Más tarde, en el seminario mayor de Juvisy, Paul Lambert conoció a quien debía señalarle su camino definitivo. El padre Ignacio Fraile pertenecía a una congregación española fundada en el siglo pasado por un sacerdote de Asturias cuya causa de beatificación estaba en curso en Roma. La hermandad de San Vicente agrupaba a religiosos y a laicos consagrados que hacían votos de pobreza, castidad, obediencia y caridad para «vivir con los más pobres y más necesitados allí donde se encuentren, compartir su vida y morir con ellos». Se habían formado pequeñas comunidades de sacerdotes y de hermanos en los suburbios industriales de numerosas ciudades europeas, en América Latina, en África, en Asia, en todas partes donde hubiera hombres que sufriesen. En Francia había varias de ellas.

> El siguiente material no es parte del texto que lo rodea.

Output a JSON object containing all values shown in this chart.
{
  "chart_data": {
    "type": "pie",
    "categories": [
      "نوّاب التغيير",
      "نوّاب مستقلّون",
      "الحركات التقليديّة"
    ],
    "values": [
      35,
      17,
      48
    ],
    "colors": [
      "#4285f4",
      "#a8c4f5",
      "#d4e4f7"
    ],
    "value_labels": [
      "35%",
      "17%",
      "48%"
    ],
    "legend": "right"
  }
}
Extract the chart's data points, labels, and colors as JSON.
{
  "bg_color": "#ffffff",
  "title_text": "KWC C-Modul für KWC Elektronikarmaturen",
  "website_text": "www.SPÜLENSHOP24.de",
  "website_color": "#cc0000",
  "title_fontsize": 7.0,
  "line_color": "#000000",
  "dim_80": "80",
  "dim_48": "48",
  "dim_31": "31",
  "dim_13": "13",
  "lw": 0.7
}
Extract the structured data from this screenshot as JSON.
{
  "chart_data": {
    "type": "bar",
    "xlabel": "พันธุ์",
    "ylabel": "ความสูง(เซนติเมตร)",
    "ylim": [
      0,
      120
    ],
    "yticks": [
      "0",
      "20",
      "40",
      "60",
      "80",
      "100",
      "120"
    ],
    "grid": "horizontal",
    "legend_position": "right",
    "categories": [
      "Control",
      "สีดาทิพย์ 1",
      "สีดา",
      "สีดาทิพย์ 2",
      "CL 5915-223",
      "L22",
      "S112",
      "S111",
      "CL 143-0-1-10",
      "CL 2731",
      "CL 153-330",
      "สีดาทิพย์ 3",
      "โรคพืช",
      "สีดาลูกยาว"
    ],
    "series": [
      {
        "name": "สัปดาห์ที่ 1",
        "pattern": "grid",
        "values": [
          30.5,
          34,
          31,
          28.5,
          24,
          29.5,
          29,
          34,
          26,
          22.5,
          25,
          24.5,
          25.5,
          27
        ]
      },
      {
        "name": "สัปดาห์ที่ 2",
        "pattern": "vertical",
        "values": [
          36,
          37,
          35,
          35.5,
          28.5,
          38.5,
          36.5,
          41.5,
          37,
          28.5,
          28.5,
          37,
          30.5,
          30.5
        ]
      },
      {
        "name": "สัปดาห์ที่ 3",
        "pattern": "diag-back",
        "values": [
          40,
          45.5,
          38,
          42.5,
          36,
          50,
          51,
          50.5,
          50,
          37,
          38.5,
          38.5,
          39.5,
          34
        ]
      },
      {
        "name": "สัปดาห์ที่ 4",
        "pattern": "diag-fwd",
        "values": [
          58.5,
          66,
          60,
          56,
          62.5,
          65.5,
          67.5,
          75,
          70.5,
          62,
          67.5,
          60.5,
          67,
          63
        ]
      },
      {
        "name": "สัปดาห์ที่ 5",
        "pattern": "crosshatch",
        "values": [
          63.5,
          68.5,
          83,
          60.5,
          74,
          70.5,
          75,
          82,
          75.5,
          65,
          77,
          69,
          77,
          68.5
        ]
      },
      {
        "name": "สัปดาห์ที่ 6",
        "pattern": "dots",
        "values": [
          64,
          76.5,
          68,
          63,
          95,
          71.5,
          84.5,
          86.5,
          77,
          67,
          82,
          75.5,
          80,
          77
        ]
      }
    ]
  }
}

Paul Lambert fue ordenado sacerdote el 15 de agosto de 1960, fiesta de la Asunción de la Virgen. Acababa de cumplir veintisiete años. Aquella misma noche tomó el tren para Douai a fin de pasar unas horas al lado de su madre, hospitalizada desde hacía tres meses por trastornos cardíacos. Antes de abrazar por última vez a su hijo, ésta le entregó una caja cuidadosamente envuelta. Sobre una capa de algodón, contenía una cruz de metal negro que llevaba grabadas las dos fechas de su nacimiento y de su ordenación.

—No te separes nunca de ella, pequeño —le dijo, apretando las dos manos de su hijo entre las suyas—. Esta cruz te protegerá allí donde vayas.

Consciente de que los hombres más abandonados no se encontraban en Europa, sino en el tercer mundo, Lambert estudió español durante su último año de seminario con la esperanza de que le enviasen a los barrios de barracas o a las favelas de América del Sur. Pero su hermandad le pidió que fuera a la India.